The equal protection clause of the U.S. Const. amend. XIV forbids the prosecutor in a state criminal action to exercise peremptory challenges to remove members of the defendant's race from the venire. A defendant in such a case may establish a prima facie case of purposeful discrimination in the selection of the petit jury solely on evidence concerning the prosecutor's exercise of peremptory challenges at the trial.
Appellant construction worker brought an action against appellee concrete company for injuries sustained on a construction site. During jury empanelment, appellee used two of its three peremptory challenges against black jurors. The final jury consisting of 11 white and 1 black awarded damages to appellant, but found him to be 80 percent contributorily negligent with regard to his own injuries. Appellant claimed the lower court erred in not ordering appellee to state a neutral reason as to why black jurors were excluded, even though the lower court had answered the question by stating that discriminatory peremptory challenges were banned in criminal, but not civil litigation.
Does the guarantee of equal protection of the laws forbid the exercise of peremptory challenges on racial grounds in a civil case?
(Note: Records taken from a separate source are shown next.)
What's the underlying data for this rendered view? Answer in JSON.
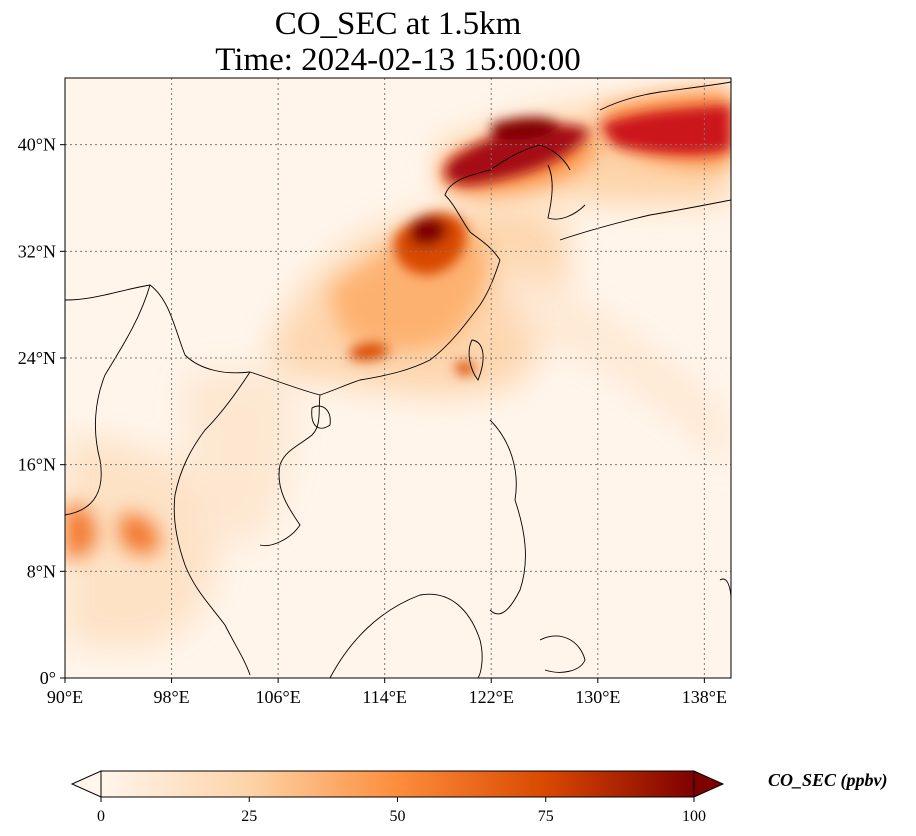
{
  "title_line1": "CO_SEC at 1.5km",
  "title_line2": "Time: 2024-02-13 15:00:00",
  "map": {
    "lon_range": [
      90,
      140
    ],
    "lat_range": [
      0,
      45
    ],
    "lon_ticks": [
      "90°E",
      "98°E",
      "106°E",
      "114°E",
      "122°E",
      "130°E",
      "138°E"
    ],
    "lat_ticks": [
      "0°",
      "8°N",
      "16°N",
      "24°N",
      "32°N",
      "40°N"
    ],
    "gridlines": "dotted",
    "colormap": [
      "#fff5eb",
      "#fdd3a8",
      "#fd8d3c",
      "#d94801",
      "#7f0000"
    ]
  },
  "colorbar": {
    "label": "CO_SEC (ppbv)",
    "ticks": [
      "0",
      "25",
      "50",
      "75",
      "100"
    ],
    "range": [
      0,
      100
    ],
    "extend": "both"
  }
}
The court vacated the decision of the lower court and remanded the matter to the lower court for further proceedings. The court found that the guarantee of equal protection extended to banning the use of peremptory challenges on racial grounds by a private litigant in federal court. The court found there was no reason to differentiate between service on a jury on a criminal or civil case. Thus, the court determined that if appellant construction worker establishes a prima facie case of racial discrimination, the lower court must require appellee concrete company to show a neutral reason for its challenges. If appellee is unable to do so, the lower court shall order a new trial.